Гард полагал, что ему бы только переждать; сиди себе в номере и смотри мультфильмы по кабельному телевидению; не нравится — переключи программу. С тех пор как он развелся и бросил работу учителя в колледже, прошло уже восемь лет; все эти годы он полностью ушел в поэзию… это значит, что его жизнь протекала в том загадочном измерении, где свобода общения и вдохновение, как правило, важнее денег.
Он наладил собственную экономику, где возникал бартер: стихи — продукты. Как-то раз сонет в честь дня рождения супруги фермера был оценен тремя баулами молодой картошки. "Рифмы тоже чертовски хорошая вещь, — произнес фермер, мрачно глядя на Гарденера. — Настоящие поэтические рифмы".

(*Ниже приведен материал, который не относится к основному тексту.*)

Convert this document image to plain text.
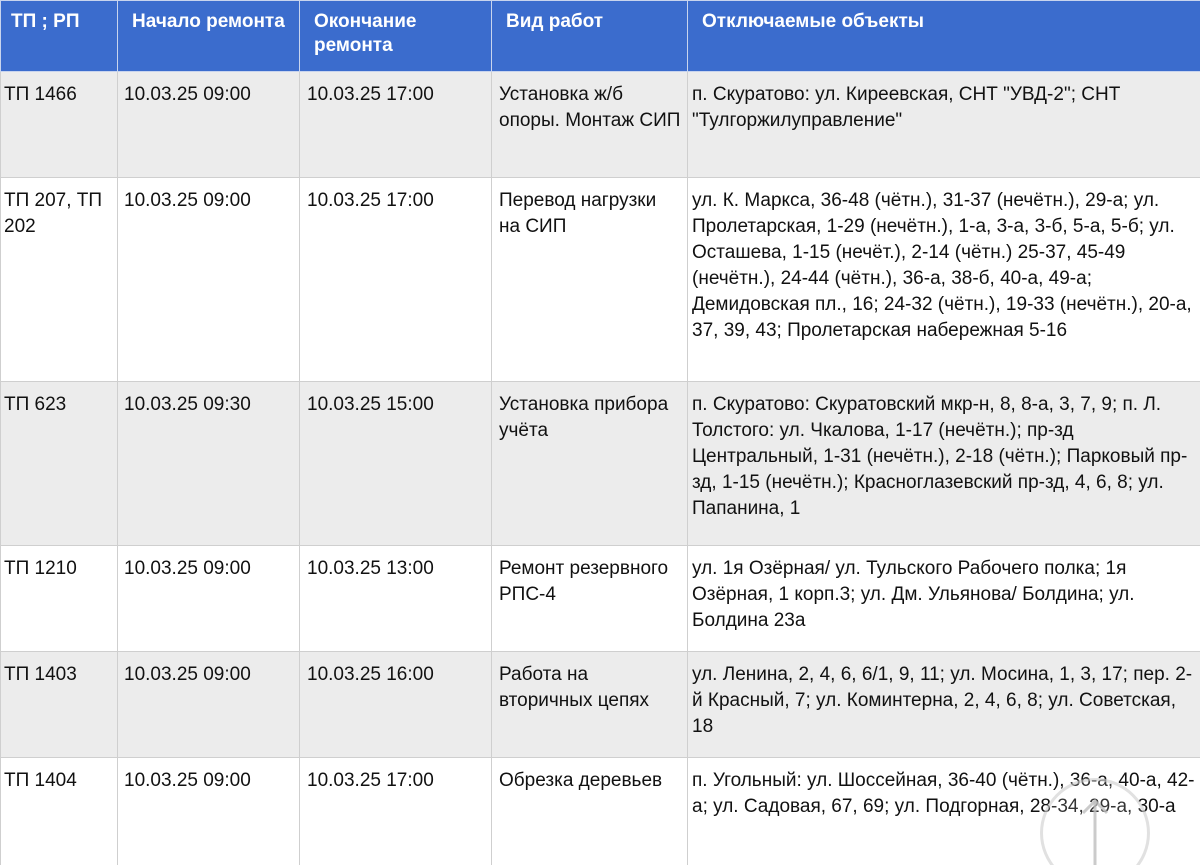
ТП ; РП	Начало ремонта	Окончание ремонта	Вид работ	Отключаемые объекты
ТП 1466	10.03.25 09:00	10.03.25 17:00	Установка ж/б опоры. Монтаж СИП	п. Скуратово: ул. Киреевская, СНТ "УВД-2"; СНТ "Тулгоржилуправление"
ТП 207, ТП 202	10.03.25 09:00	10.03.25 17:00	Перевод нагрузки на СИП	ул. К. Маркса, 36-48 (чётн.), 31-37 (нечётн.), 29-а; ул. Пролетарская, 1-29 (нечётн.), 1-а, 3-а, 3-б, 5-а, 5-б; ул. Осташева, 1-15 (нечёт.), 2-14 (чётн.) 25-37, 45-49 (нечётн.), 24-44 (чётн.), 36-а, 38-б, 40-а, 49-а; Демидовская пл., 16; 24-32 (чётн.), 19-33 (нечётн.), 20-а, 37, 39, 43; Пролетарская набережная 5-16
ТП 623	10.03.25 09:30	10.03.25 15:00	Установка прибора учёта	п. Скуратово: Скуратовский мкр-н, 8, 8-а, 3, 7, 9; п. Л. Толстого: ул. Чкалова, 1-17 (нечётн.); пр-зд Центральный, 1-31 (нечётн.), 2-18 (чётн.); Парковый пр-зд, 1-15 (нечётн.); Красноглазевский пр-зд, 4, 6, 8; ул. Папанина, 1
ТП 1210	10.03.25 09:00	10.03.25 13:00	Ремонт резервного РПС-4	ул. 1я Озёрная/ ул. Тульского Рабочего полка; 1я Озёрная, 1 корп.3; ул. Дм. Ульянова/ Болдина; ул. Болдина 23а
ТП 1403	10.03.25 09:00	10.03.25 16:00	Работа на вторичных цепях	ул. Ленина, 2, 4, 6, 6/1, 9, 11; ул. Мосина, 1, 3, 17; пер. 2-й Красный, 7; ул. Коминтерна, 2, 4, 6, 8; ул. Советская, 18
ТП 1404	10.03.25 09:00	10.03.25 17:00	Обрезка деревьев	п. Угольный: ул. Шоссейная, 36-40 (чётн.), 36-а, 40-а, 42-а; ул. Садовая, 67, 69; ул. Подгорная, 28-34, 29-а, 30-а
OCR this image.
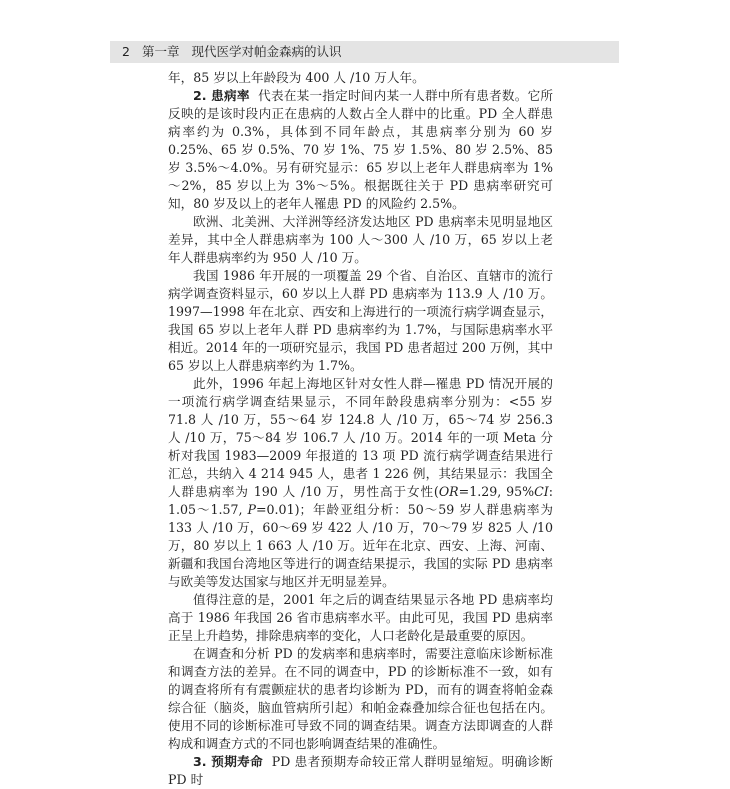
2 第一章 现代医学对帕金森病的认识

年，85 岁以上年龄段为 400 人 /10 万人年。

2. 患病率 代表在某一指定时间内某一人群中所有患者数。它所反映的是该时段内正在患病的人数占全人群中的比重。PD 全人群患病率约为 0.3%，具体到不同年龄点，其患病率分别为 60 岁 0.25%、65 岁 0.5%、70 岁 1%、75 岁 1.5%、80 岁 2.5%、85 岁 3.5%～4.0%。另有研究显示：65 岁以上老年人群患病率为 1%～2%，85 岁以上为 3%～5%。根据既往关于 PD 患病率研究可知，80 岁及以上的老年人罹患 PD 的风险约 2.5%。

欧洲、北美洲、大洋洲等经济发达地区 PD 患病率未见明显地区差异，其中全人群患病率为 100 人～300 人 /10 万，65 岁以上老年人群患病率约为 950 人 /10 万。

我国 1986 年开展的一项覆盖 29 个省、自治区、直辖市的流行病学调查资料显示，60 岁以上人群 PD 患病率为 113.9 人 /10 万。1997—1998 年在北京、西安和上海进行的一项流行病学调查显示，我国 65 岁以上老年人群 PD 患病率约为 1.7%，与国际患病率水平相近。2014 年的一项研究显示，我国 PD 患者超过 200 万例，其中 65 岁以上人群患病率约为 1.7%。

此外，1996 年起上海地区针对女性人群—罹患 PD 情况开展的一项流行病学调查结果显示，不同年龄段患病率分别为：<55 岁 71.8 人 /10 万，55～64 岁 124.8 人 /10 万，65～74 岁 256.3 人 /10 万，75～84 岁 106.7 人 /10 万。2014 年的一项 Meta 分析对我国 1983—2009 年报道的 13 项 PD 流行病学调查结果进行汇总，共纳入 4 214 945 人，患者 1 226 例，其结果显示：我国全人群患病率为 190 人 /10 万，男性高于女性(OR=1.29, 95%CI: 1.05～1.57, P=0.01)；年龄亚组分析：50～59 岁人群患病率为 133 人 /10 万，60～69 岁 422 人 /10 万，70～79 岁 825 人 /10 万，80 岁以上 1 663 人 /10 万。近年在北京、西安、上海、河南、新疆和我国台湾地区等进行的调查结果提示，我国的实际 PD 患病率与欧美等发达国家与地区并无明显差异。

值得注意的是，2001 年之后的调查结果显示各地 PD 患病率均高于 1986 年我国 26 省市患病率水平。由此可见，我国 PD 患病率正呈上升趋势，排除患病率的变化，人口老龄化是最重要的原因。

在调查和分析 PD 的发病率和患病率时，需要注意临床诊断标准和调查方法的差异。在不同的调查中，PD 的诊断标准不一致，如有的调查将所有有震颤症状的患者均诊断为 PD，而有的调查将帕金森综合征（脑炎，脑血管病所引起）和帕金森叠加综合征也包括在内。使用不同的诊断标准可导致不同的调查结果。调查方法即调查的人群构成和调查方式的不同也影响调查结果的准确性。

3. 预期寿命 PD 患者预期寿命较正常人群明显缩短。明确诊断 PD 时
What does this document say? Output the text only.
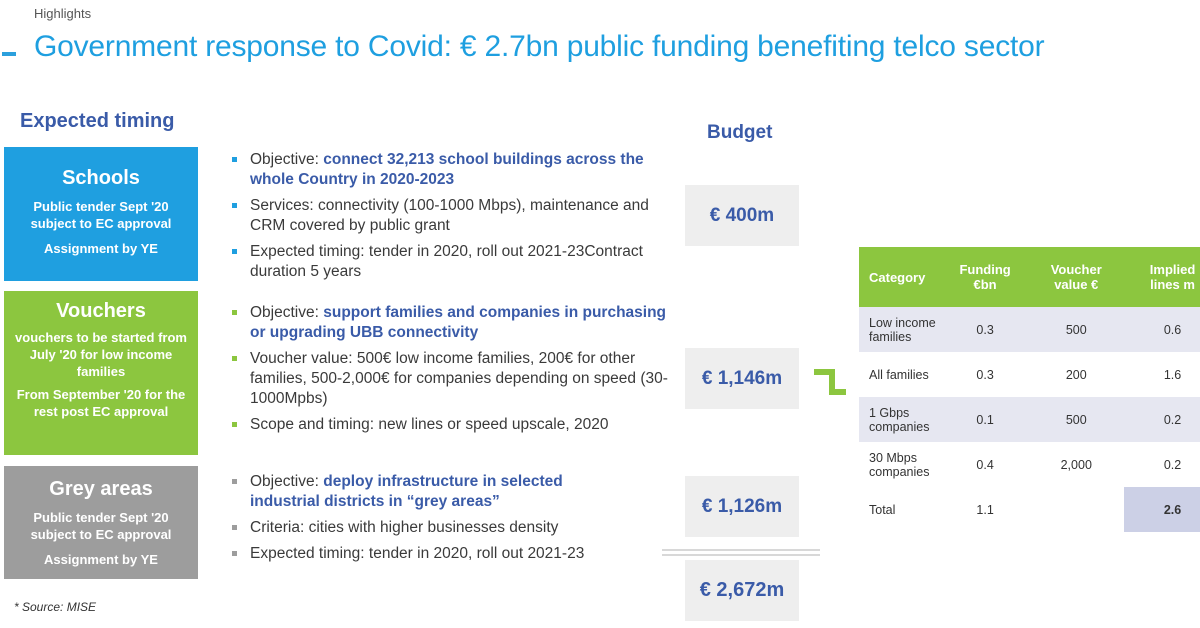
Highlights
Government response to Covid: € 2.7bn public funding benefiting telco sector
Expected timing
Schools
Public tender Sept '20 subject to EC approval
Assignment by YE
Vouchers
vouchers to be started from July '20 for low income families
From September '20 for the rest post EC approval
Grey areas
Public tender Sept '20 subject to EC approval
Assignment by YE
Objective: connect 32,213 school buildings across the whole Country in 2020-2023
Services: connectivity (100-1000 Mbps), maintenance and CRM covered by public grant
Expected timing: tender in 2020, roll out 2021-23Contract duration 5 years
Objective: support families and companies in purchasing or upgrading UBB connectivity
Voucher value: 500€ low income families, 200€ for other families, 500-2,000€ for companies depending on speed (30-1000Mpbs)
Scope and timing: new lines or speed upscale, 2020
Objective: deploy infrastructure in selected industrial districts in “grey areas”
Criteria: cities with higher businesses density
Expected timing: tender in 2020, roll out 2021-23
Budget
€ 400m
€ 1,146m
€ 1,126m
€ 2,672m
Category	Funding €bn	Voucher value €	Implied lines m
Low income families	0.3	500	0.6
All families	0.3	200	1.6
1 Gbps companies	0.1	500	0.2
30 Mbps companies	0.4	2,000	0.2
Total	1.1		2.6
* Source: MISE
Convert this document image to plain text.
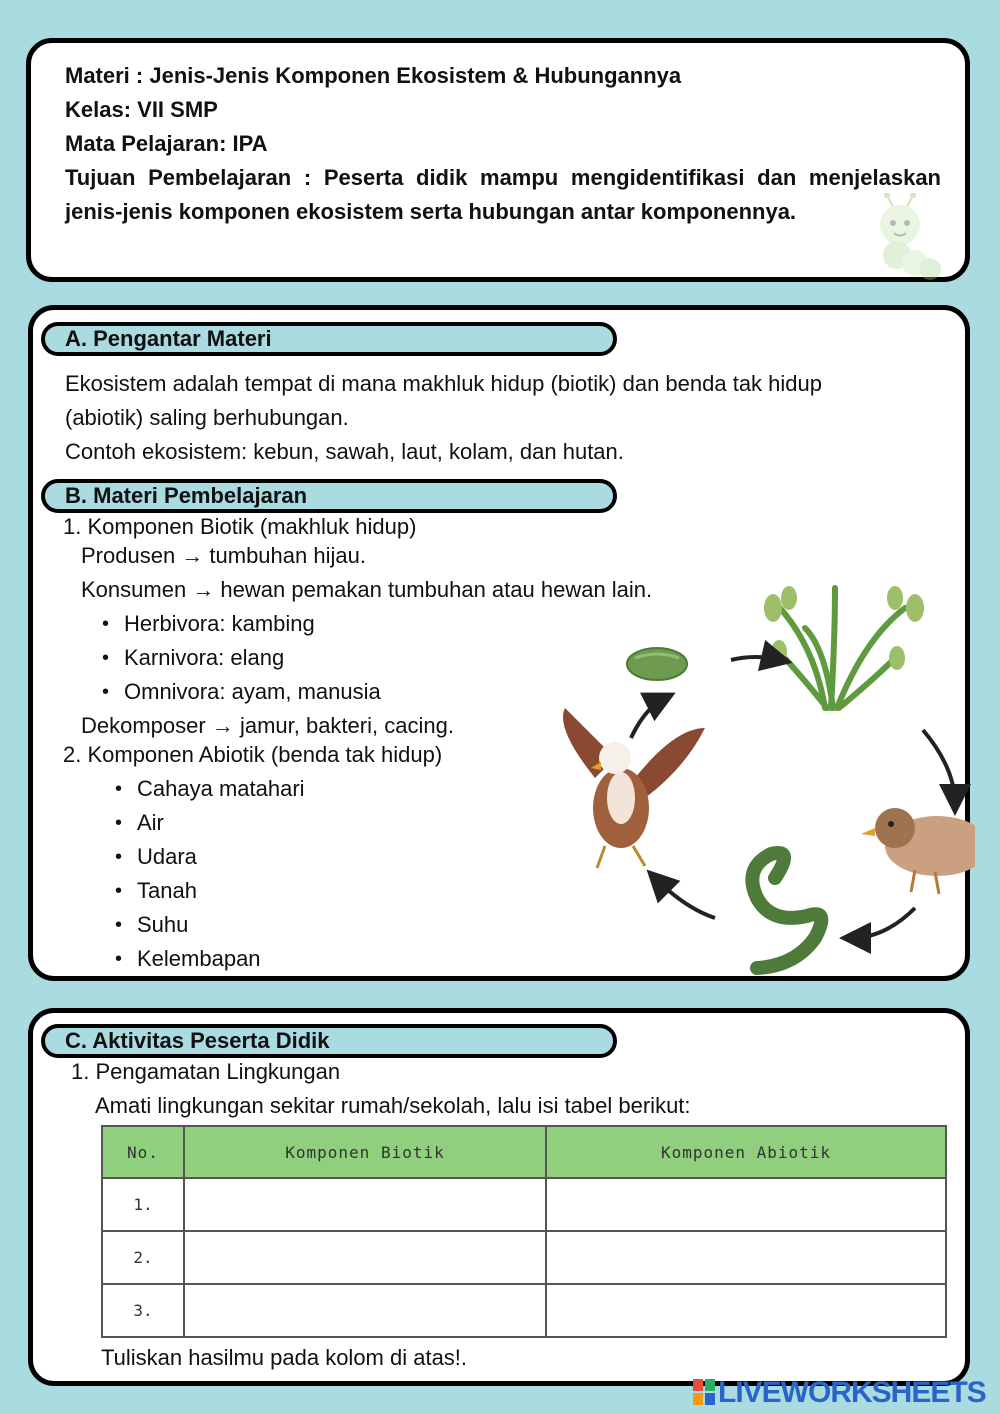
Materi : Jenis-Jenis Komponen Ekosistem & Hubungannya
Kelas: VII SMP
Mata Pelajaran: IPA
Tujuan Pembelajaran : Peserta didik mampu mengidentifikasi dan menjelaskan jenis-jenis komponen ekosistem serta hubungan antar komponennya.
A. Pengantar Materi
Ekosistem adalah tempat di mana makhluk hidup (biotik) dan benda tak hidup
(abiotik) saling berhubungan.
Contoh ekosistem: kebun, sawah, laut, kolam, dan hutan.
B. Materi Pembelajaran
1. Komponen Biotik (makhluk hidup)
Produsen → tumbuhan hijau.
Konsumen → hewan pemakan tumbuhan atau hewan lain.
• Herbivora: kambing
• Karnivora: elang
• Omnivora: ayam, manusia
Dekomposer → jamur, bakteri, cacing.
2. Komponen Abiotik (benda tak hidup)
• Cahaya matahari
• Air
• Udara
• Tanah
• Suhu
• Kelembapan
C. Aktivitas Peserta Didik
1. Pengamatan Lingkungan
Amati lingkungan sekitar rumah/sekolah, lalu isi tabel berikut:
No.	Komponen Biotik	Komponen Abiotik
1.		
2.		
3.		
Tuliskan hasilmu pada kolom di atas!.
LIVEWORKSHEETS
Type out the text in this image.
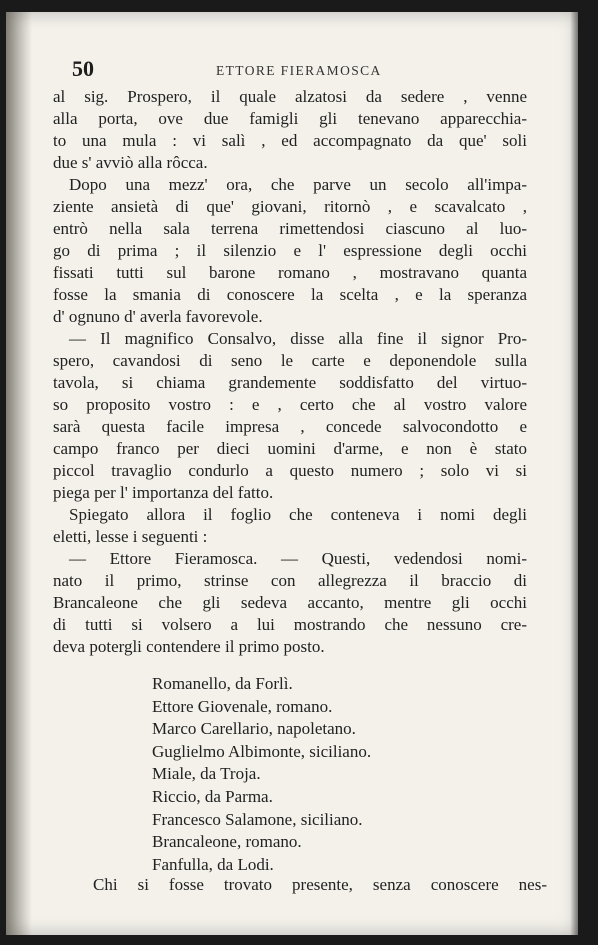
50	ETTORE FIERAMOSCA
al sig. Prospero, il quale alzatosi da sedere , venne
alla porta, ove due famigli gli tenevano apparecchia-
to una mula : vi salì , ed accompagnato da que' soli
due s' avviò alla rôcca.
Dopo una mezz' ora, che parve un secolo all'impa-
ziente ansietà di que' giovani, ritornò , e scavalcato ,
entrò nella sala terrena rimettendosi ciascuno al luo-
go di prima ; il silenzio e l' espressione degli occhi
fissati tutti sul barone romano , mostravano quanta
fosse la smania di conoscere la scelta , e la speranza
d' ognuno d' averla favorevole.
— Il magnifico Consalvo, disse alla fine il signor Pro-
spero, cavandosi di seno le carte e deponendole sulla
tavola, si chiama grandemente soddisfatto del virtuo-
so proposito vostro : e , certo che al vostro valore
sarà questa facile impresa , concede salvocondotto e
campo franco per dieci uomini d'arme, e non è stato
piccol travaglio condurlo a questo numero ; solo vi si
piega per l' importanza del fatto.
Spiegato allora il foglio che conteneva i nomi degli
eletti, lesse i seguenti :
— Ettore Fieramosca. — Questi, vedendosi nomi-
nato il primo, strinse con allegrezza il braccio di
Brancaleone che gli sedeva accanto, mentre gli occhi
di tutti si volsero a lui mostrando che nessuno cre-
deva potergli contendere il primo posto.
Romanello, da Forlì.
Ettore Giovenale, romano.
Marco Carellario, napoletano.
Guglielmo Albimonte, siciliano.
Miale, da Troja.
Riccio, da Parma.
Francesco Salamone, siciliano.
Brancaleone, romano.
Fanfulla, da Lodi.
Chi si fosse trovato presente, senza conoscere nes-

Гарденер, понимавший намеки с полуслова (особенно, если они косвенно затрагивали его желудок), сочинил сонет, столь насыщенный грубыми, цветистыми рифмами, что просто покатывался со смеху, редактируя стихи вторично. Он позвонил Бобби, прочитал ей, и они оба посмеялись вволю. Оказалось, что при чтении вслух стихи звучали более смачно и смахивали на любовное письмо из книги доктора Сеусса. Впрочем, Бобби не пришлось напоминать, что это достаточно честный заработок, приемлемый, но довольно унизительный.
В другой раз маленькое издательство в Вест Миноте согласилось издать книгу его стихов (случай имел место где-то в начале 1983 года, и, собственно говоря, это была последняя публикация стихов Гарденера) и предложило четыре куба дров в качестве аванса. Гарденер согласился.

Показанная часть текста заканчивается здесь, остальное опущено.